During a conversation about a recent project I was working on it was put to me that we are all searching, trying to belong.  I don’t think I have but it made me question whether or not I might be, had been or should be. It was quite a revelation and I began to understand something about myself and the often contradictory nature of not only my own personality but also that of society.  For me the thought of belonging brought with it a sense of anxiety, that if I belonged, did that mean I was where I was meant to be. This statement in itself is also problematic for me, it hints at stasis. If I am where I am meant to be does that mean I am not meant to be anywhere else?  If I don't belong though, what does that say about me? I have associated more with not belonging than I have about belonging.

This reflection has brought me to the thought that belonging is not about stasis, or conforming or being the same, it is about having the freedom to be an individual within a collective of other individuals without fear of judgement, ridicule or expulsion.  As a society it would appear we are far from achieving that.

So I ask myself what is belonging, what does it, what has it really meant to me, how has it manifested?  I belong within my family unit even if I have often felt a little on the outside, I always feel safe. I understand the family dynamics and my place within it.  I belonged within my circle of peers, growing up there were five of us, we were all very different but the relationship between us worked, even when it wasn’t working.  These examples of belonging didn’t cause me anxiety, their structure allowed me to breathe, allowed me to be me, to grow and develop and experiment, to make mistakes, to leave and to come back.  Forever a state of flux.

There is one element of belonging that continues to frustrate me and that is the possessive nature of it, particularly in relation to place.  I’ve moved around a fair bit, moving from Warwick to Stratford upon Avon when I was three years of age. My mum told me a story recently about an elderly lady saying to her “well you’re not a true Stratfordian, you weren’t born here”.  Yet she has spent more of her life living in Stratford than she did in Warwick where she was born and grew up.

If I use this strange manifesto, that to belong you have to have been born in that place, then  I belong in Warwick. I don’t remember living in Warwick.

Is there a rule book that I haven’t been privy to? A list of all the requirements, a tick box exercise to assess whether or not I belong?  Between the ages of 18 and 24 I moved seven times before moving to the house I have now lived in for 17 years - yet I don’t belong here.

My earliest memory is walking from the first family home in Stratford to our second house when I was five (where my parents still live).  I was excited to be moving, I pushed my pram full with some of my belongings … 

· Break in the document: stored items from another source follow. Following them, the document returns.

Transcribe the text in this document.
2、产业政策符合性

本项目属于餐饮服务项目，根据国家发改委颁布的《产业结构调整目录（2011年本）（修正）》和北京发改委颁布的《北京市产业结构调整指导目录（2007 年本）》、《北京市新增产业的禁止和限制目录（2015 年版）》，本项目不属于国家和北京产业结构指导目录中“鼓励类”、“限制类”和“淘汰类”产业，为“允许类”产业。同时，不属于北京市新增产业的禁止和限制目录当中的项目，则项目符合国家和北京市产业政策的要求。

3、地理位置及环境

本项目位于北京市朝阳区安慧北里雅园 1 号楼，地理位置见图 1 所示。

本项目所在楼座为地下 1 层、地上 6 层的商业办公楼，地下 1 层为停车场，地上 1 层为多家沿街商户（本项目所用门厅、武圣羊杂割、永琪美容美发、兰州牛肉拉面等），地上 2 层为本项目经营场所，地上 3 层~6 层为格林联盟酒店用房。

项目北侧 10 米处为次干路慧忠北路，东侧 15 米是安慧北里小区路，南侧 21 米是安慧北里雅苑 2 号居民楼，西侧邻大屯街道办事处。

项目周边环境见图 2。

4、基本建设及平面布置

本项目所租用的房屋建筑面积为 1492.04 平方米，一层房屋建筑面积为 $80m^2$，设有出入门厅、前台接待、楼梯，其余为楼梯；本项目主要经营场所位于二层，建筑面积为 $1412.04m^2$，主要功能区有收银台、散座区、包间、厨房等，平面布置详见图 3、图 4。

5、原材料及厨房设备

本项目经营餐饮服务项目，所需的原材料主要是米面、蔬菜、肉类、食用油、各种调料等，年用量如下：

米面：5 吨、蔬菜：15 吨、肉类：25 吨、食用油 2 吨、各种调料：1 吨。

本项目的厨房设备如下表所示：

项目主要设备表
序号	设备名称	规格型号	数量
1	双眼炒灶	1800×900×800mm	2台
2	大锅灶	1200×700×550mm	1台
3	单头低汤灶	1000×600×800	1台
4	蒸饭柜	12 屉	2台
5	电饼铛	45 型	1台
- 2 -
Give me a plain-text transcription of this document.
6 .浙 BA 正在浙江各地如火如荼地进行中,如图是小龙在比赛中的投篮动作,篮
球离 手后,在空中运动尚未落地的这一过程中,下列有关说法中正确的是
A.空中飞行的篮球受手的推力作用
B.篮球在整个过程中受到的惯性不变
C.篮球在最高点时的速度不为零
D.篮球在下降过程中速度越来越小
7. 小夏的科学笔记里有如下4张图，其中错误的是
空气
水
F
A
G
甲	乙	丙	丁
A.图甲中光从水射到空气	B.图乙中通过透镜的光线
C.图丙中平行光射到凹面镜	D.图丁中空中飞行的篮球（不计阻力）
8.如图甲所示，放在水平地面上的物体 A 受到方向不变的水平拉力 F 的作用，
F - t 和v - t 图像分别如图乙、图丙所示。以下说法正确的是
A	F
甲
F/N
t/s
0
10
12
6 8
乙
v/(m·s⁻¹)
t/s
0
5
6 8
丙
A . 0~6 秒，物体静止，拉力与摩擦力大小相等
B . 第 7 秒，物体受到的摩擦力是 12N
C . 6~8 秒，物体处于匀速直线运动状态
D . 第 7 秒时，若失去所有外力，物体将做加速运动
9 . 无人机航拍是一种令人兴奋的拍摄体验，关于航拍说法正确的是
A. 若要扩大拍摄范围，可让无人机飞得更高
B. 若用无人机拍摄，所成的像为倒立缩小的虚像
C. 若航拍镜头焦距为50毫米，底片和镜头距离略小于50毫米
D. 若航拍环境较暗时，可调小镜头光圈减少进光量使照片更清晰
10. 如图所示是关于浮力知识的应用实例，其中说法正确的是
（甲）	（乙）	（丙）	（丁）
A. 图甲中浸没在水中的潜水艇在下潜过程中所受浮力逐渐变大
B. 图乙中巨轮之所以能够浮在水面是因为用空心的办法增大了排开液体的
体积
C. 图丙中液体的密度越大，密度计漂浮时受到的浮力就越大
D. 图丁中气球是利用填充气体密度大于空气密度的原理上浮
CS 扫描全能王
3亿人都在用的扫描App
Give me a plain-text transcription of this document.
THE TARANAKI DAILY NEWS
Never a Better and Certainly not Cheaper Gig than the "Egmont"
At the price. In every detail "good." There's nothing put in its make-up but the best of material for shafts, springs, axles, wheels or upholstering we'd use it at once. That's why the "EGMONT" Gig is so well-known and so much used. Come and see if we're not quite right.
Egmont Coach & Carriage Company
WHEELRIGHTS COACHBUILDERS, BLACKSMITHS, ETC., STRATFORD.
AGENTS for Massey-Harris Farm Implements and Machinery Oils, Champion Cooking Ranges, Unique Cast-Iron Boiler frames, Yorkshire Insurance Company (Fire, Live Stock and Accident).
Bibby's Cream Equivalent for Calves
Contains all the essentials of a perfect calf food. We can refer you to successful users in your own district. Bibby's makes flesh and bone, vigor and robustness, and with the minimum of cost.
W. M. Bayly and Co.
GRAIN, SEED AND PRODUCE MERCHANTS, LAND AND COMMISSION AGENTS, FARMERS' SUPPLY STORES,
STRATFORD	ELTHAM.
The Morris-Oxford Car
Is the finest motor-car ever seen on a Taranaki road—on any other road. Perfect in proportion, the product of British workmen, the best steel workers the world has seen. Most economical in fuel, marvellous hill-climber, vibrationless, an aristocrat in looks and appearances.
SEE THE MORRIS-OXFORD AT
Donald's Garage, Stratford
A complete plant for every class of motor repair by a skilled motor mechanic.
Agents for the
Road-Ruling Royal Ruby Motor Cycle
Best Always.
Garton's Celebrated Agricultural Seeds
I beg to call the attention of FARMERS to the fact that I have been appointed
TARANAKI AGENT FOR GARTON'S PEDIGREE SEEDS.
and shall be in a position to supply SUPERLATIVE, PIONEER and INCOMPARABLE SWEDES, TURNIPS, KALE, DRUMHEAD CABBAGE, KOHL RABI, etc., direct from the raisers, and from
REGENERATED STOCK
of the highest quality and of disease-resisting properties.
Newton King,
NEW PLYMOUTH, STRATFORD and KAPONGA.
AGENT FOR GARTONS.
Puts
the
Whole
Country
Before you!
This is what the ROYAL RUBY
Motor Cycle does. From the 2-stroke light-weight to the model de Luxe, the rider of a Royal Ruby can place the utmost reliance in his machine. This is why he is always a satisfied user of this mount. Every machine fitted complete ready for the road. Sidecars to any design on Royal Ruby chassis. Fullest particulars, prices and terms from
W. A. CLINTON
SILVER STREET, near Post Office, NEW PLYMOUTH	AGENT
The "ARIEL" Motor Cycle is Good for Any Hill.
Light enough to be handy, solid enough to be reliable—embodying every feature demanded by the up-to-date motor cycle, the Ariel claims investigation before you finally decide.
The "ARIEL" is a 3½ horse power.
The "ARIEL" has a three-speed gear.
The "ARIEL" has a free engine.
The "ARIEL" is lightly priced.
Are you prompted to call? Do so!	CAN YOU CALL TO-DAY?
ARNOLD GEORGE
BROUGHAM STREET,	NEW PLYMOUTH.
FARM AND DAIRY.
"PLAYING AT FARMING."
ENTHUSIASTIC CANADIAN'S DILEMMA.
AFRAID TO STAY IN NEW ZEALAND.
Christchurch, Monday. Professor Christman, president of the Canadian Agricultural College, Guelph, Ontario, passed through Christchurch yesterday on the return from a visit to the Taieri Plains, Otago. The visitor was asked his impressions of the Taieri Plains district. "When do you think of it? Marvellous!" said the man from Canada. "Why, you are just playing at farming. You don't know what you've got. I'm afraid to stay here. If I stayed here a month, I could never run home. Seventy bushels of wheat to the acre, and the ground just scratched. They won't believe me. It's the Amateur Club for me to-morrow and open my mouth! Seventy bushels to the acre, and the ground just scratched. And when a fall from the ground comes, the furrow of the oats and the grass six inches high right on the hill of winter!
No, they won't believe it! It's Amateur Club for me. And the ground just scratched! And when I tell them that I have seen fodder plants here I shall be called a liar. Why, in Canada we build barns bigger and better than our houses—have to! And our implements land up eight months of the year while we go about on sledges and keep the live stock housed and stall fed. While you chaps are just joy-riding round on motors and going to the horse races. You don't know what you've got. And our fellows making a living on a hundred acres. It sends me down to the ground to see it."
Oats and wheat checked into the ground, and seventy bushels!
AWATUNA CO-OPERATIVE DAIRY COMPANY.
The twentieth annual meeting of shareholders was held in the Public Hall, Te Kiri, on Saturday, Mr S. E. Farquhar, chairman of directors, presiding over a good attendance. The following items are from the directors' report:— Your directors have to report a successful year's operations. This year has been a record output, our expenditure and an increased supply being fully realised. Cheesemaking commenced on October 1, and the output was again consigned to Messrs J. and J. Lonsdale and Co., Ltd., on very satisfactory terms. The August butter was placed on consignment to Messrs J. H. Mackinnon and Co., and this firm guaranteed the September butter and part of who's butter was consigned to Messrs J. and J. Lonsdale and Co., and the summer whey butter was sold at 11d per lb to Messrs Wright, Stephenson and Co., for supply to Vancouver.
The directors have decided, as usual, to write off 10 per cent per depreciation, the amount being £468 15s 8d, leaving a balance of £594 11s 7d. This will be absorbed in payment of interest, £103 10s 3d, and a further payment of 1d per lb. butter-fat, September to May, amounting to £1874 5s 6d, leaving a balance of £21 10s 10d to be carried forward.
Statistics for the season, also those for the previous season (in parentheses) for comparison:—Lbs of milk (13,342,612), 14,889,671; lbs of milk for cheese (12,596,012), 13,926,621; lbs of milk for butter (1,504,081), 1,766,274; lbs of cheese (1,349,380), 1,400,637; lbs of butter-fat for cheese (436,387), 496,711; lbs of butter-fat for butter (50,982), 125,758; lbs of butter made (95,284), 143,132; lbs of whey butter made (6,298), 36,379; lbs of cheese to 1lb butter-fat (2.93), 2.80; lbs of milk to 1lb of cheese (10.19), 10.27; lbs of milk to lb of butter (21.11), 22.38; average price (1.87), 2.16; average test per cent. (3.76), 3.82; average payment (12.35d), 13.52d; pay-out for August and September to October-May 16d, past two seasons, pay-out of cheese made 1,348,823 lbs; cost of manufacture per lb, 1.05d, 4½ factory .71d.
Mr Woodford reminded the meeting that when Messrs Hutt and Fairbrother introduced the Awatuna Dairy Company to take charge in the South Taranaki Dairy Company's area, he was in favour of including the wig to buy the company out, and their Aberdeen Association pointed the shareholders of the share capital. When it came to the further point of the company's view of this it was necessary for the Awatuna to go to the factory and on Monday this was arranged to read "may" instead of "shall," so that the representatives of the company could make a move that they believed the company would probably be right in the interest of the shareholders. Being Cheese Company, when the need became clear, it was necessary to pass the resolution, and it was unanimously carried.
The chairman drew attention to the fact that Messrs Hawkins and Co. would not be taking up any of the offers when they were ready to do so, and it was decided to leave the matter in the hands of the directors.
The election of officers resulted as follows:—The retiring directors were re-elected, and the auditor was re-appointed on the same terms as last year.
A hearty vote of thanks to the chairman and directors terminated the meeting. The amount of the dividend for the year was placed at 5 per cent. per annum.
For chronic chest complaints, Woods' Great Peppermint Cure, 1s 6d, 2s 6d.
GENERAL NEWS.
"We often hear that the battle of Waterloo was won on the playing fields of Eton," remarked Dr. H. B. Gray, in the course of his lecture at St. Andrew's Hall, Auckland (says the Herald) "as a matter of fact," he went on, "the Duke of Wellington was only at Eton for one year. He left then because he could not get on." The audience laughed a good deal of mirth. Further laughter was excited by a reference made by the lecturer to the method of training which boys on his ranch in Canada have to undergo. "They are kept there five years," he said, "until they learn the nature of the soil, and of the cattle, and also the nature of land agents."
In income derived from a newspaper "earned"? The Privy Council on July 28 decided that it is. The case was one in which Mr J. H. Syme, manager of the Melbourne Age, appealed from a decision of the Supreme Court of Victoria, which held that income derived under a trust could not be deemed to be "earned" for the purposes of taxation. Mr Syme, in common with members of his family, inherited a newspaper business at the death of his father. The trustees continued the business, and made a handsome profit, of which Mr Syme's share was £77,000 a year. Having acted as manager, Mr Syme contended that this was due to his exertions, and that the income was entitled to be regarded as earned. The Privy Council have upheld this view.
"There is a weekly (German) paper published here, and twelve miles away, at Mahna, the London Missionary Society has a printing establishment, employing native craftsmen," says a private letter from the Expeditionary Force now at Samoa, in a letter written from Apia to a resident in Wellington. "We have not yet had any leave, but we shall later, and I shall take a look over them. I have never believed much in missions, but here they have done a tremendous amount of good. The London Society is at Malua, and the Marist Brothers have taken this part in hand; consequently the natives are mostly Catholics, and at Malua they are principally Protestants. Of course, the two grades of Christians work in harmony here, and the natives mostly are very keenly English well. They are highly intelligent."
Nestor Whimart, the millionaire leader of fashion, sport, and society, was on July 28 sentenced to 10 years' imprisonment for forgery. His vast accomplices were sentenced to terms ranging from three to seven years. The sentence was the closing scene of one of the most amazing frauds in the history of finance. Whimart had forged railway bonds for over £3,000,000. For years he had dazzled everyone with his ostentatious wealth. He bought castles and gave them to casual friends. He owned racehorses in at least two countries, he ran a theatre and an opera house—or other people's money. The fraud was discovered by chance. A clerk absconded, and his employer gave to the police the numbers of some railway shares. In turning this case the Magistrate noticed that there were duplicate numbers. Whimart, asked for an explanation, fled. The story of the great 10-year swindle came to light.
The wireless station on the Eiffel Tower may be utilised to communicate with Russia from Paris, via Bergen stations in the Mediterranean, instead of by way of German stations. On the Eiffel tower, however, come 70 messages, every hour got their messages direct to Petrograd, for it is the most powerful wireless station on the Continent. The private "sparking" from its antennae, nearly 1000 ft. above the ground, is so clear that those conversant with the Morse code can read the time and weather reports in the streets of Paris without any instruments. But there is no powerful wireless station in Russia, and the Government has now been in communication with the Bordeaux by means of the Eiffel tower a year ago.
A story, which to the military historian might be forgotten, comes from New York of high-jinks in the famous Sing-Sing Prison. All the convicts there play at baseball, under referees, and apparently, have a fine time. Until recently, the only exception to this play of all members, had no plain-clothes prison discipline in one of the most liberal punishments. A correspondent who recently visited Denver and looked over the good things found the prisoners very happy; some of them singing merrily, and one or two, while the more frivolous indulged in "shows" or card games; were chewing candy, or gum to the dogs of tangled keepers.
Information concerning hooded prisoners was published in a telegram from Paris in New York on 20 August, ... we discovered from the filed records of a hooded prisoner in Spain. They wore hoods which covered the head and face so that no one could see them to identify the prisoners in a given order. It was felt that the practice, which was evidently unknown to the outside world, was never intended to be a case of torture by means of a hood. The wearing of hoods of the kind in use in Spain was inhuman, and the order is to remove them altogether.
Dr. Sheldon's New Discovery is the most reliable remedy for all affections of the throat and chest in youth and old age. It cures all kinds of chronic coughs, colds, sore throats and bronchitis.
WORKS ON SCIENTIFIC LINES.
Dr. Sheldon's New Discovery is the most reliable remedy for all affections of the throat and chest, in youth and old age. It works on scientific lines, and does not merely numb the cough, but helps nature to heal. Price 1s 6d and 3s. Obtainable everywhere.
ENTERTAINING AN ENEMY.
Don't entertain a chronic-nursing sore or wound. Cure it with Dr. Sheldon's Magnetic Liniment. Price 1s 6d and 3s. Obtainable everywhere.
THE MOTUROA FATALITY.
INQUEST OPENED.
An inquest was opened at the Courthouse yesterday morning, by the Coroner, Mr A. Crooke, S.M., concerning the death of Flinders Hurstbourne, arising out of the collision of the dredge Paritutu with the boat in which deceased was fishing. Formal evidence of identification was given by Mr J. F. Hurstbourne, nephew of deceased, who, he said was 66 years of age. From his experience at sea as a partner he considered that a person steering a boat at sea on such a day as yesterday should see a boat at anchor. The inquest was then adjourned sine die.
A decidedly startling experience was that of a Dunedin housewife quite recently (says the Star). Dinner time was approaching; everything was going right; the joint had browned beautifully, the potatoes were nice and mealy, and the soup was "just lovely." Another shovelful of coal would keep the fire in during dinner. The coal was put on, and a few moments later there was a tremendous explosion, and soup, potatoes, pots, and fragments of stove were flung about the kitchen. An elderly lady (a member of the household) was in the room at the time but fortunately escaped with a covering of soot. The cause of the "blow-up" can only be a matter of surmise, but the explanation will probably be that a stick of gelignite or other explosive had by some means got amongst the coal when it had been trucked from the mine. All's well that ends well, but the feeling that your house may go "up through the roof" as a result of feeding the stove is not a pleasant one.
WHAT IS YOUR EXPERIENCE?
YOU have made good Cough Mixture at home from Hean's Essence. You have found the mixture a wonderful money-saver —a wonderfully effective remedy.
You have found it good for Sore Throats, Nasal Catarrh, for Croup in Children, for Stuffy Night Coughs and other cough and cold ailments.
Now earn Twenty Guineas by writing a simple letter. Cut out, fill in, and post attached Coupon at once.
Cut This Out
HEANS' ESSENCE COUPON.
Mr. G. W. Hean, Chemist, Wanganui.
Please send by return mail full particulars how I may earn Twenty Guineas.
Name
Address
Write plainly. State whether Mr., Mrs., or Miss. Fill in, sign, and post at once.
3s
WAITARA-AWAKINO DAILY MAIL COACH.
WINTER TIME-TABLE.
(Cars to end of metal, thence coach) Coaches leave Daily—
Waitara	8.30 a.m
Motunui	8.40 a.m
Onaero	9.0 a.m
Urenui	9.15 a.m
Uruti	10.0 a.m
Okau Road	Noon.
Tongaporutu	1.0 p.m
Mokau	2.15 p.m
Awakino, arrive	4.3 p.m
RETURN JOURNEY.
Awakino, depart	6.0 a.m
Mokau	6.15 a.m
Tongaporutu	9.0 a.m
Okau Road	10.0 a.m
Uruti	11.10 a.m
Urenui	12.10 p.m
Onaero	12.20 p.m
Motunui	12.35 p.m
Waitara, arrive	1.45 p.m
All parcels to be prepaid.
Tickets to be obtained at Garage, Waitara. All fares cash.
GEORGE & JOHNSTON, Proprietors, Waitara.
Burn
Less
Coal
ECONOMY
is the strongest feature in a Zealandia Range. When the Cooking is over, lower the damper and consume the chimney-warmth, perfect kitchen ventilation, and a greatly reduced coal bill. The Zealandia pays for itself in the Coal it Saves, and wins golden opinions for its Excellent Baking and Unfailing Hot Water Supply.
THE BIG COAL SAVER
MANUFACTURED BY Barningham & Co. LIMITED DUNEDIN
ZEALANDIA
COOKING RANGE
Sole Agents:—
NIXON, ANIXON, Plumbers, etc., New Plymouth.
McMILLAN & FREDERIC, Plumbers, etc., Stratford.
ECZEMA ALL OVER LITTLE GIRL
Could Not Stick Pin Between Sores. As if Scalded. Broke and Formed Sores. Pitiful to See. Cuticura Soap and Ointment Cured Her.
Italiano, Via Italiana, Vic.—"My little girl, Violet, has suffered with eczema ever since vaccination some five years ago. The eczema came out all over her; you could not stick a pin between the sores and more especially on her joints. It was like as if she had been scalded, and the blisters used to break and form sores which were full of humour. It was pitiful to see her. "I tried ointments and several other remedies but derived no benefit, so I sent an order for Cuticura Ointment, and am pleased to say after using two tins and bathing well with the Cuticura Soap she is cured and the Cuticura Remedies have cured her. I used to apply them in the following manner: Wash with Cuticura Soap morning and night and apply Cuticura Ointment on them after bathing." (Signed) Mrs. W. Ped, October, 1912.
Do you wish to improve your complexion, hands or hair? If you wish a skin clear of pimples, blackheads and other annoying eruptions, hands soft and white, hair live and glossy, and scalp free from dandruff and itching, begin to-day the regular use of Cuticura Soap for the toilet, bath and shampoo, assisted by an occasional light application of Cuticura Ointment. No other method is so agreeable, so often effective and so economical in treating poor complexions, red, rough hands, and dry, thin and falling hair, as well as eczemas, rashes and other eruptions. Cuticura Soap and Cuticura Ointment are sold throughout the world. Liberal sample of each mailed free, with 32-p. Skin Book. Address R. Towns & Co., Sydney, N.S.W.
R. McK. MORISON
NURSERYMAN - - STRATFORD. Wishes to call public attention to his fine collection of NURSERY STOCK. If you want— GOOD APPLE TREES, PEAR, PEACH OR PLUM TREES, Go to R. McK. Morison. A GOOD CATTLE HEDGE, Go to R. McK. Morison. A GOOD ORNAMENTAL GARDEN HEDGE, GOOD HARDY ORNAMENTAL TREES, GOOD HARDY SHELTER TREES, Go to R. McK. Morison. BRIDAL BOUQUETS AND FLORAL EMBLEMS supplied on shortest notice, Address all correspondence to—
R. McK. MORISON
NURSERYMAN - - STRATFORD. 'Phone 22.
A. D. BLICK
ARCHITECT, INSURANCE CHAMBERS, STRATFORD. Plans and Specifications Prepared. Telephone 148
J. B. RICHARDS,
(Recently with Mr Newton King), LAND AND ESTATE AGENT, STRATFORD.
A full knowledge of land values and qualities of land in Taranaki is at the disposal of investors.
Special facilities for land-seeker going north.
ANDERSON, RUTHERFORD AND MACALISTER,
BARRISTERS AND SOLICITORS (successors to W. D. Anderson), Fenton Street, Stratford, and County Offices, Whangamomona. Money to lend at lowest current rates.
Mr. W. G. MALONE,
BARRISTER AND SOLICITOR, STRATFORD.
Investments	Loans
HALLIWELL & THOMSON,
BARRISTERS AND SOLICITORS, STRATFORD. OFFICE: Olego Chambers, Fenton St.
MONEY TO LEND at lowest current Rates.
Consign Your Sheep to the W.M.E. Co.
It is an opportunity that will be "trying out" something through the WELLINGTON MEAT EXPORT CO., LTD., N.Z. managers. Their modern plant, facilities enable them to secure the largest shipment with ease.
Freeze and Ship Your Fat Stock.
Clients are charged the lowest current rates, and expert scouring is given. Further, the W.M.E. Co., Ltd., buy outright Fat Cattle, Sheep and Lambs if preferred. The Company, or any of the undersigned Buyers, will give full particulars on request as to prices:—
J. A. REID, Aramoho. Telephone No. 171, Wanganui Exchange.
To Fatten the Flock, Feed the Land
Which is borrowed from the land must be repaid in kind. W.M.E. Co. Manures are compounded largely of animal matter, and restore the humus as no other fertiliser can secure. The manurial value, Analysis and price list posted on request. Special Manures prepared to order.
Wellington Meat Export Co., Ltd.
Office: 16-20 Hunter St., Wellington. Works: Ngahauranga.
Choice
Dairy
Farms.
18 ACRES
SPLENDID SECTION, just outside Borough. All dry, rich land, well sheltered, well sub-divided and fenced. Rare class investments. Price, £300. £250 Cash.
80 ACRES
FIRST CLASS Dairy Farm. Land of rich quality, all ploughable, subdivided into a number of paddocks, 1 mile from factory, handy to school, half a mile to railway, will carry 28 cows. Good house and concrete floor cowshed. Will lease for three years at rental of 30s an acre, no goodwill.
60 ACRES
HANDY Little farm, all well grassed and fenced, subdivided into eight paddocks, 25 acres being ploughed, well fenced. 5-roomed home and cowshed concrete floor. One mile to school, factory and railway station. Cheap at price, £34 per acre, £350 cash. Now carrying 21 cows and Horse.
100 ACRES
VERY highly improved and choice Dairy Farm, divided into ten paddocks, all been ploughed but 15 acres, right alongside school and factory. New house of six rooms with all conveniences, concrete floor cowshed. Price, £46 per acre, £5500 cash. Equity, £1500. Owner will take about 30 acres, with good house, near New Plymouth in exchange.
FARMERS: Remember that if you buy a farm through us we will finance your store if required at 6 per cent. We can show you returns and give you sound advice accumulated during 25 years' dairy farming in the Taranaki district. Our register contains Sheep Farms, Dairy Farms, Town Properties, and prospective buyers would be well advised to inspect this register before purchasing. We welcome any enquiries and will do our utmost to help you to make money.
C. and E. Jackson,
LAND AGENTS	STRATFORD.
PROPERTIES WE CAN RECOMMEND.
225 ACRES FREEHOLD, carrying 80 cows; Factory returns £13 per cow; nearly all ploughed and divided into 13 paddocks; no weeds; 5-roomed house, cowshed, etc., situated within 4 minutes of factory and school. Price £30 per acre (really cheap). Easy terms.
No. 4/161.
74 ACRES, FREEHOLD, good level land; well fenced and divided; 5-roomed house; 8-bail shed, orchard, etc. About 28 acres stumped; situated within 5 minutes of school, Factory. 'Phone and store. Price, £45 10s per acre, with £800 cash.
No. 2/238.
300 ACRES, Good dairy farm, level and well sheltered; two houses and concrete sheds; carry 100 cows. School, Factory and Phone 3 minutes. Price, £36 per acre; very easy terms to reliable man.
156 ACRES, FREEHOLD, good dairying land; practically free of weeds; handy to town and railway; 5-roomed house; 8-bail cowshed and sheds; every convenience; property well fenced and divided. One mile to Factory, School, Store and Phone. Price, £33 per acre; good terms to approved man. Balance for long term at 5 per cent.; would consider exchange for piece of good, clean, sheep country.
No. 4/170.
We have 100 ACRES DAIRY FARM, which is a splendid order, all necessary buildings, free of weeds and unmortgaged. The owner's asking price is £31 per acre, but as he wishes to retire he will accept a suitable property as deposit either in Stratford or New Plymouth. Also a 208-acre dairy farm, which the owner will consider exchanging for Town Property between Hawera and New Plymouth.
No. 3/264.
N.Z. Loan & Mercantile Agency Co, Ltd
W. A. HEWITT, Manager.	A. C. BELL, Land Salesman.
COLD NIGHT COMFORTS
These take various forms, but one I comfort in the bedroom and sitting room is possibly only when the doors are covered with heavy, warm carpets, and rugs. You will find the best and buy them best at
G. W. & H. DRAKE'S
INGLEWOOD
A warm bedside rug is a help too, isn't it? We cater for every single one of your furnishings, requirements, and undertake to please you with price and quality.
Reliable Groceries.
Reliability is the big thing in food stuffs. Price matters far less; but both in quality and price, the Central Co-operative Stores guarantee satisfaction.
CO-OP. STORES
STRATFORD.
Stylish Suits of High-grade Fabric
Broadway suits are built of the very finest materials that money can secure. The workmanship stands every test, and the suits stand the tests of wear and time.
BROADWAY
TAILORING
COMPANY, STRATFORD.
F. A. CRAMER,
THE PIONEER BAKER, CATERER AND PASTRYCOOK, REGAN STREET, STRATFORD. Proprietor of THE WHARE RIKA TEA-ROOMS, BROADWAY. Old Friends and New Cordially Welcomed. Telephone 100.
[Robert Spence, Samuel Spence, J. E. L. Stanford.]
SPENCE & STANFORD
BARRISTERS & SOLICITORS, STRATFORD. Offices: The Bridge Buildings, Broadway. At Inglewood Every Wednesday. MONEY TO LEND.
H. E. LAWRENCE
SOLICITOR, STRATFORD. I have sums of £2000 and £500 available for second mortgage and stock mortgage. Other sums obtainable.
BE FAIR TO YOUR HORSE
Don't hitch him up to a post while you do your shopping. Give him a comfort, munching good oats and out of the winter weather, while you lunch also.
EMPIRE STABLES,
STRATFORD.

… things I owned, they belonged to me and nobody else.  I struggle to separate these different contexts. Is a sense of ownership required to feel you belong somewhere?  Perhaps I need to think wider than the individual, is it a collective sense of ownership that creates this belonging?

I’ve been working a lot with the different communities in the town I grew up in.  I was worried that I would be seen as an outsider because I no longer live there. However, those who still live in the town, who remember me as a child, a teenager, a young adult, who knew or know of my parents, accepted me as being ‘from Stratford’.  This isn’t belonging though even if it is a form of acceptance. I will say I’m from Stratford upon Avon, but I no longer feel I belong there. My connection to the town remains strong because my parents still live there, I have memories from the age of three to twenty-one of living there, but it is not the place I remember from growing up there.  When I walk around I don’t feel a sense of belonging.

The secondary school I attended was raised to the ground and re-built further down the road.  The cattle market has become the Arden Quarter a multi-complex of faceless apartments. I never went to the cattle market on market day, but would often race through it as a short-cut.  It was an eerie place, dark, echoing with an energy of terror. The local college of further education has expanded to include student accommodation. New road layouts, new buildings where there was once brown land, green land, industry.  Is belonging then about nostalgia? Or is it, as I previously questioned, a stasis?  

Belonging, for me, isn’t about places, bricks and mortar, ownership or nostalgia.  Belonging for me is about my family and that belonging doesn’t depend on geographical location.  Where I live, wherever they live we will always belong. There are no boxes to tick, no manifesto just unconditional love.